Although primarily a Shiva shrine, many vaishnavite traditions are also followed in this temple along with the shaivite traditions. For example, the Shivalinga here is offered Bilvapatra as well as Tulsi leaves (Tulsi leaves is customarily offered to Lord Vishnu). The flag of the temple is also fixed to a Pinaka bow instead of the trishul which is usually found atop the Shiva temples. The gatekeepers of the temple are Jaya and Vijaya (The dwarpals of Lord Vishnu). The amalgamation of vaishnavite and shaivite features makes this temple unique. Lingaraja temple was built in the eleventh century by the kings from the Somavamsi dynasty, with later additions from the Ganga dynasty rulers. The temple is built in a typical Kalinga architecture with features like the vimana, jagamohana, bhoga mandapa etc. The 180 ft vimana of the temple has elaborate sculptures and carvings. Lakhs of devotees visit Lingaraj on the eve of Shivaratri which is the prime festival of the temple.
On reaching the temple, on the left side, there is a counter to deposit footwear, mobile and electronic gadgets. I am not exactly sure why photography is prohibited in this temple. There isn’t much crowd on normal days and there isn’t much security threat either. You enter the temple through a security gate. On entering on the left, there is water facility to wash hands and feet. Then on moving ahead, you reach a pillar with a bull on it. It is the Nandi bull, the divine mount of Lord Shiva. People embrace this pillar and move into the temple. On normal days, contrary to its reverence, the temple is almost empty and you can easily go inside. The devotees who reach the temple within 6:30 AM to 9:30 AM can visit the inner sanctum of the temple and have darshan of the divine Shivalinga in the sanctum sancotrum. During other hours, devotees can have darshan from a close distance.
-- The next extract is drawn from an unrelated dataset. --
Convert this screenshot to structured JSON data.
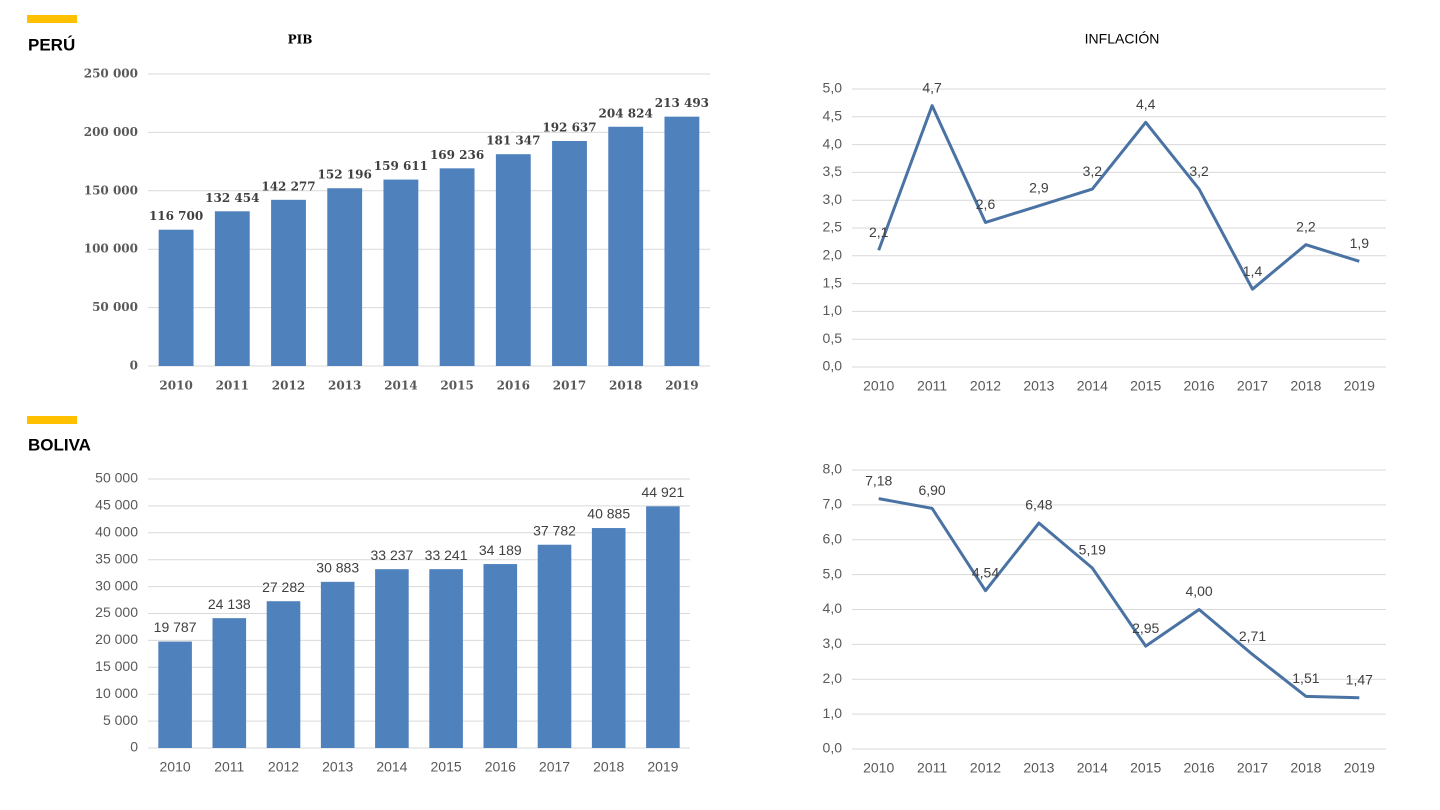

The temple has a large courtyard around it which has many smaller temples. While you circumambulate the temple, on the left, there is a huge statue of Lord Ganesha etched into the vimana of the temple which can be reached by iron stairs. Similar statues of Lord Kartikeya and Mata Parvati can be found on the back side and right side of the temple respectively. There are other smaller shrines like that of Shani Dev, Lord Hanuman, Lord Narashimha, etc in the temple. Apart from that, there are over hundred smaller temples having many Shivalingas. The temples of Lord Somnath, Lord Kalbhairav are the most discernible. There is another temple dedicated to the Nandi bull.
There is nothing much to see here and 1 hour is enough to thoroughly explore the temple. However, if you are in the temple city of Bhubaneswar and are willing to explore some history and culture, this is the perfect place. Foreigners and non Hindus are not allowed inside the temple. Overall I had a good evening there. You can also visit the Ananta Vasudeva temple which is close to Lingaraja temple and was constructed around the same time. The Vishnu idol in this temple is very beautiful. However, this once beautiful temple has succumbed to negligence and is fast losing its significance. Still, you can just pay a visit to the Ananta Vasudeva temple if you are going to Lingaraj.